Although uncommon, Morel-Lavallée lesions (also called closed degloving injuries) are associated with considerable morbidity in trauma patients. There is lack of consensus regarding proper management of these lesions. Management options include nonoperative therapies, along with percutaneous and operative techniques. We sought to define the factors associated with failure of percutaneous aspiration to better identify patients requiring immediate operative management.METHODS
We retrospectively searched our prospectively collected database for patient records containing the terms Morel-Lavallée, closed degloving injury, or posttraumatic seroma from February 2, 2004, through December 23, 2011. Treatment methods included compression wraps or observation (nonoperative management), percutaneous aspiration, or operative management with incision/drainage or formal debridement of skin and soft tissues that resulted in wound vacuum-assisted closure placement and/or split-thickness skin graft (operative management).
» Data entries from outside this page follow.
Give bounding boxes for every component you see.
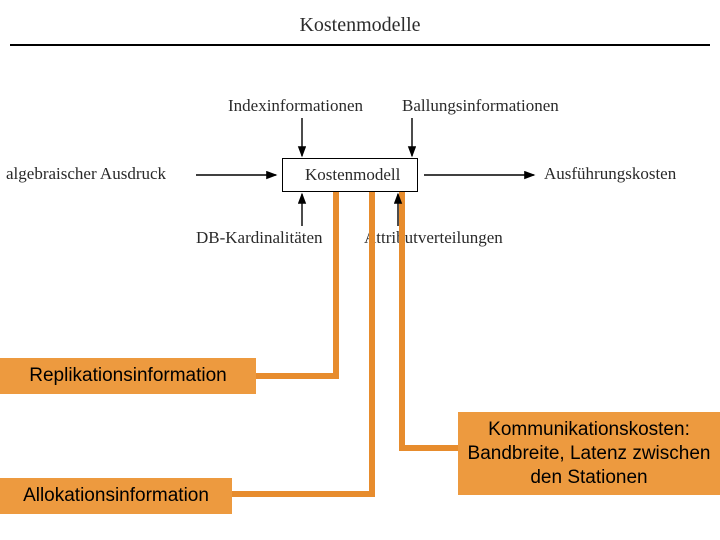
label-indexinformationen: Indexinformationen	[228, 96, 363, 116]
page-title: Kostenmodelle	[0, 14, 720, 37]
label-ballungsinformationen: Ballungsinformationen	[402, 96, 559, 116]
kostenmodell-box: Kostenmodell	[282, 158, 418, 192]
box-allokationsinformation: Allokationsinformation	[0, 478, 232, 514]
label-algebraischer-ausdruck: algebraischer Ausdruck	[6, 164, 166, 184]
title-rule	[10, 44, 710, 46]
box-kommunikationskosten: Kommunikationskosten:Bandbreite, Latenz …	[458, 412, 720, 495]
label-ausfuehrungskosten: Ausführungskosten	[544, 164, 676, 184]
label-attributverteilungen: Attributverteilungen	[364, 228, 503, 248]
label-db-kardinalitaeten: DB-Kardinalitäten	[196, 228, 323, 248]
box-replikationsinformation: Replikationsinformation	[0, 358, 256, 394]
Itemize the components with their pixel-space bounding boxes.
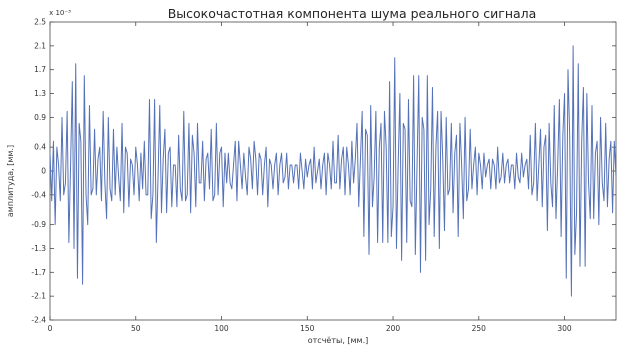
chart-title: Высокочастотная компонента шума реальног… <box>168 6 537 21</box>
x-tick-label: 200 <box>386 324 401 333</box>
y-tick-label: -1.7 <box>31 268 46 277</box>
y-tick-label: -2.1 <box>31 292 46 301</box>
x-tick-label: 50 <box>131 324 141 333</box>
x-tick-label: 150 <box>300 324 315 333</box>
y-tick-label: 2.1 <box>34 41 46 50</box>
y-tick-label: 1.3 <box>34 89 46 98</box>
x-tick-label: 0 <box>48 324 53 333</box>
y-tick-label: -0.9 <box>31 220 46 229</box>
y-tick-label: 1.7 <box>34 65 46 74</box>
y-exponent-label: x 10⁻³ <box>49 9 71 17</box>
y-axis: -2.4 -2.1 -1.7 -1.3 -0.9 -0.4 0 0.4 0.9 1.3 1.7 2.1… <box>31 18 616 325</box>
series-layer <box>49 45 617 297</box>
y-axis-label: амплитуда, [мм.] <box>6 145 15 217</box>
y-tick-label: -1.3 <box>31 244 46 253</box>
y-tick-label: 2.5 <box>34 18 46 27</box>
x-axis: 0 50 100 150 200 250 300 <box>48 22 572 333</box>
x-axis-label: отсчёты, [мм.] <box>308 336 369 345</box>
series-line-0 <box>49 45 617 297</box>
y-tick-label: 0 <box>41 167 46 176</box>
y-tick-label: -2.4 <box>31 316 46 325</box>
y-tick-label: 0.9 <box>34 113 46 122</box>
y-tick-label: 0.4 <box>34 143 46 152</box>
x-tick-label: 100 <box>214 324 229 333</box>
y-tick-label: -0.4 <box>31 190 46 199</box>
x-tick-label: 300 <box>557 324 572 333</box>
plot-area <box>49 21 617 321</box>
x-tick-label: 250 <box>472 324 487 333</box>
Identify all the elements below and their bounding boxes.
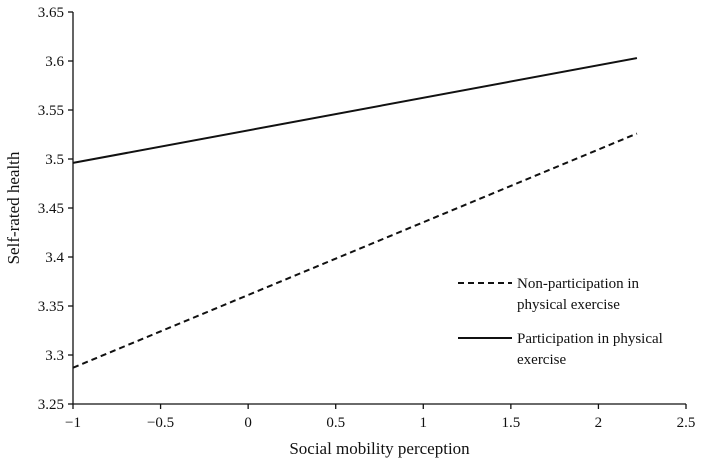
x-tick-label: 1.5 xyxy=(501,415,520,431)
legend-label: Participation in physical xyxy=(517,331,663,347)
y-tick-label: 3.3 xyxy=(45,348,64,364)
series-line-non-participation xyxy=(72,132,638,369)
x-tick-label: 2.5 xyxy=(677,415,696,431)
y-tick-label: 3.5 xyxy=(45,152,64,168)
y-tick-label: 3.4 xyxy=(45,250,64,266)
y-tick-label: 3.55 xyxy=(38,103,64,119)
y-tick-label: 3.45 xyxy=(38,201,64,217)
series-layer xyxy=(72,57,638,369)
y-tick-label: 3.25 xyxy=(38,397,64,413)
x-tick-label: 1 xyxy=(420,415,428,431)
y-tick-label: 3.35 xyxy=(38,299,64,315)
y-axis-ticks: 3.25 3.3 3.35 3.4 3.45 3.5 3.55 3.6 3.65 xyxy=(38,5,73,413)
x-axis-ticks: −1 −0.5 0 0.5 1 1.5 2 2.5 xyxy=(65,404,695,431)
legend: Non-participation in physical exercise Par… xyxy=(458,276,663,368)
legend-label: Non-participation in xyxy=(517,276,640,292)
x-axis-title: Social mobility perception xyxy=(289,439,470,458)
y-tick-label: 3.65 xyxy=(38,5,64,21)
x-tick-label: 0 xyxy=(244,415,252,431)
x-tick-label: −1 xyxy=(65,415,81,431)
legend-label: exercise xyxy=(517,352,566,368)
x-tick-label: 2 xyxy=(595,415,603,431)
y-axis-title: Self-rated health xyxy=(4,151,23,264)
x-tick-label: 0.5 xyxy=(326,415,345,431)
x-tick-label: −0.5 xyxy=(147,415,174,431)
legend-label: physical exercise xyxy=(517,297,620,313)
series-line-participation xyxy=(72,57,638,164)
y-tick-label: 3.6 xyxy=(45,54,64,70)
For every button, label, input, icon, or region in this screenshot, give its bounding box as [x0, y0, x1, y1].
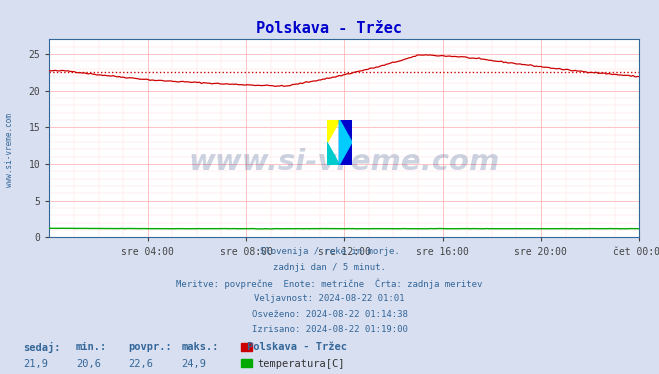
Text: 21,9: 21,9: [23, 359, 48, 369]
Polygon shape: [327, 120, 339, 142]
Text: Slovenija / reke in morje.: Slovenija / reke in morje.: [260, 247, 399, 256]
Bar: [241, 343, 252, 351]
Text: 22,6: 22,6: [129, 359, 154, 369]
Text: maks.:: maks.:: [181, 342, 219, 352]
Text: www.si-vreme.com: www.si-vreme.com: [188, 148, 500, 176]
Text: min.:: min.:: [76, 342, 107, 352]
Text: temperatura[C]: temperatura[C]: [257, 359, 345, 369]
Text: povpr.:: povpr.:: [129, 342, 172, 352]
Text: Izrisano: 2024-08-22 01:19:00: Izrisano: 2024-08-22 01:19:00: [252, 325, 407, 334]
Text: zadnji dan / 5 minut.: zadnji dan / 5 minut.: [273, 263, 386, 272]
Polygon shape: [327, 142, 339, 165]
Polygon shape: [339, 120, 352, 165]
Text: sedaj:: sedaj:: [23, 342, 61, 353]
Bar: [241, 359, 252, 367]
Text: Veljavnost: 2024-08-22 01:01: Veljavnost: 2024-08-22 01:01: [254, 294, 405, 303]
Text: www.si-vreme.com: www.si-vreme.com: [5, 113, 14, 187]
Text: Polskava - Tržec: Polskava - Tržec: [256, 21, 403, 36]
Polygon shape: [339, 120, 352, 165]
Text: Osveženo: 2024-08-22 01:14:38: Osveženo: 2024-08-22 01:14:38: [252, 310, 407, 319]
Text: 20,6: 20,6: [76, 359, 101, 369]
Text: Polskava - Tržec: Polskava - Tržec: [247, 342, 347, 352]
Text: Meritve: povprečne  Enote: metrične  Črta: zadnja meritev: Meritve: povprečne Enote: metrične Črta:…: [177, 278, 482, 289]
Text: 24,9: 24,9: [181, 359, 206, 369]
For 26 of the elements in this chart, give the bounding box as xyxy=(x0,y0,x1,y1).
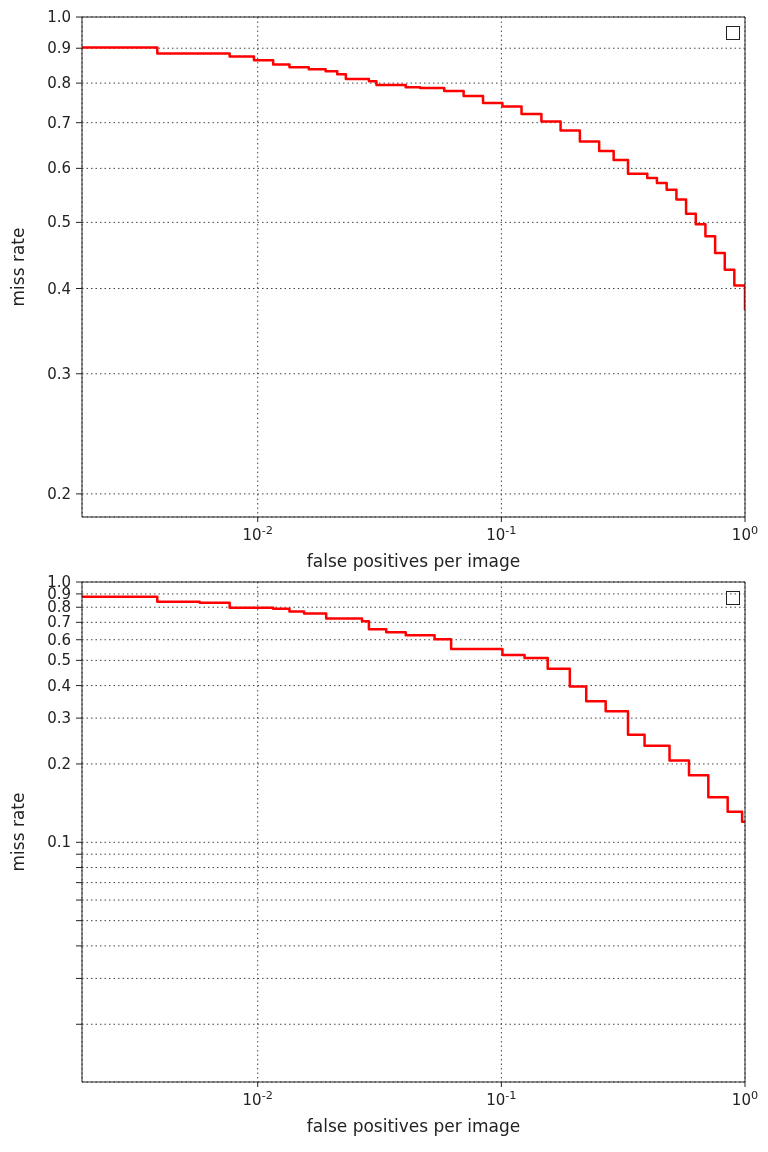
y-tick-label: 0.6 xyxy=(47,159,71,178)
x-tick-label: 10$^{0}$ xyxy=(731,1088,759,1109)
y-tick-label: 0.8 xyxy=(47,74,71,93)
y-tick-label: 0.2 xyxy=(47,484,71,503)
x-tick-label: 10$^{-2}$ xyxy=(242,1088,273,1109)
y-tick-label: 0.7 xyxy=(47,113,71,132)
y-tick-label: 0.4 xyxy=(47,676,71,695)
x-tick-label: 10$^{-1}$ xyxy=(486,523,517,544)
y-tick-label: 0.3 xyxy=(47,709,71,728)
y-tick-label: 0.2 xyxy=(47,754,71,773)
y-tick-label: 0.6 xyxy=(47,630,71,649)
x-tick-label: 10$^{0}$ xyxy=(731,523,759,544)
y-tick-label: 0.9 xyxy=(47,39,71,58)
y-tick-label: 0.5 xyxy=(47,213,71,232)
y-tick-label: 1.0 xyxy=(47,8,71,26)
y-axis-title: miss rate xyxy=(8,792,29,872)
x-axis-title: false positives per image xyxy=(306,551,521,571)
y-tick-label: 0.1 xyxy=(47,833,71,852)
y-tick-label: 0.4 xyxy=(47,279,71,298)
y-axis-title: miss rate xyxy=(8,227,29,307)
y-tick-label: 0.7 xyxy=(47,613,71,632)
y-tick-label: 0.5 xyxy=(47,651,71,670)
x-tick-label: 10$^{-1}$ xyxy=(486,1088,517,1109)
x-tick-label: 10$^{-2}$ xyxy=(242,523,273,544)
x-axis-title: false positives per image xyxy=(306,1116,521,1136)
y-tick-label: 0.3 xyxy=(47,364,71,383)
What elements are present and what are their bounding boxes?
The treatment groups were compared using univariate analysis and χ2 testing.RESULTS
We identified 79 patients with 87 Morel-Lavallée lesions in the setting of trauma. Most were caused by motor vehicle collisions (25%). No difference was observed between the treatment groups in sex, body mass index, anticoagulation treatment, diabetes mellitus, smoking history, or alcohol use. The percutaneous aspiration group had higher rates of recurrence (56% vs. 19% and 15% in nonoperative and operative groups, respectively). The percentage of patients who had aspiration of more than 50 mL of fluid was higher for lesions that recurred than for lesions that resolved (83% vs. 33%, p = 0.02).CONCLUSION
Aspiration of more than 50 mL of fluid from Morel-Lavallée lesions was much more common among lesions that recurred (83%) than among those that resolved (33%). We therefore recommend that aspiration of more than 50 mL of fluid from a Morel-Lavallée lesion prompts operative intervention. We have now adopted this as a practice management guideline.LEVEL OF EVIDENCE
Therapeutic/care management study, level III.